La prise de possession ne pourra être effective qu’un mois après paiement, ou consignation des indemnités en cas d’obstacle au paiement (inscriptions hypothécaires le plus souvent). En cas d’accord amiable, une prise de possession anticipée peut être obtenue du propriétaire concerné, moyennant le versement d’intérêts au taux légal jusqu’au paiement effectif des indemnités.

Cette procédure, indispensable pour préserver les droits des propriétaires, est lourde et longue. Il est courant qu’elle demande au moins 2 ans. Une procédure permettant d’accélérer les opérations, dite d’expropriation d’urgence ou d’extrême urgence, existe mais est rarement mise en œuvre.

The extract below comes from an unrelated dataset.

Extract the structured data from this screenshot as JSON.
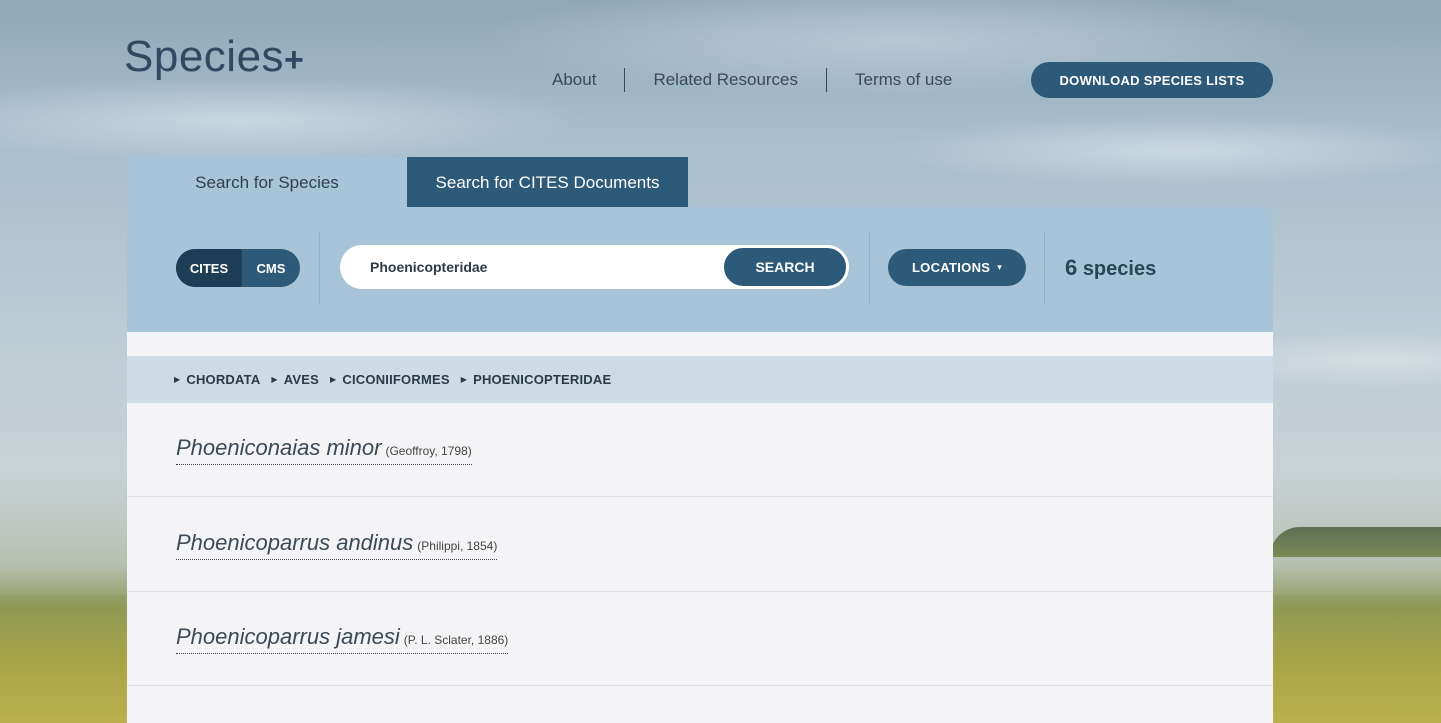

Une autre procédure, plus légère, d’ occupation temporaire est aussi utilisée pour la prise de possession temporaire de terrains nécessaires seulement pendant la période du chantier.

Cette occupation temporaire n’entraîne aucun transfert de propriété du sol, et impose au Maître d’Ouvrage la remise en l’état initial des lieux à l’achèvement de l’opération.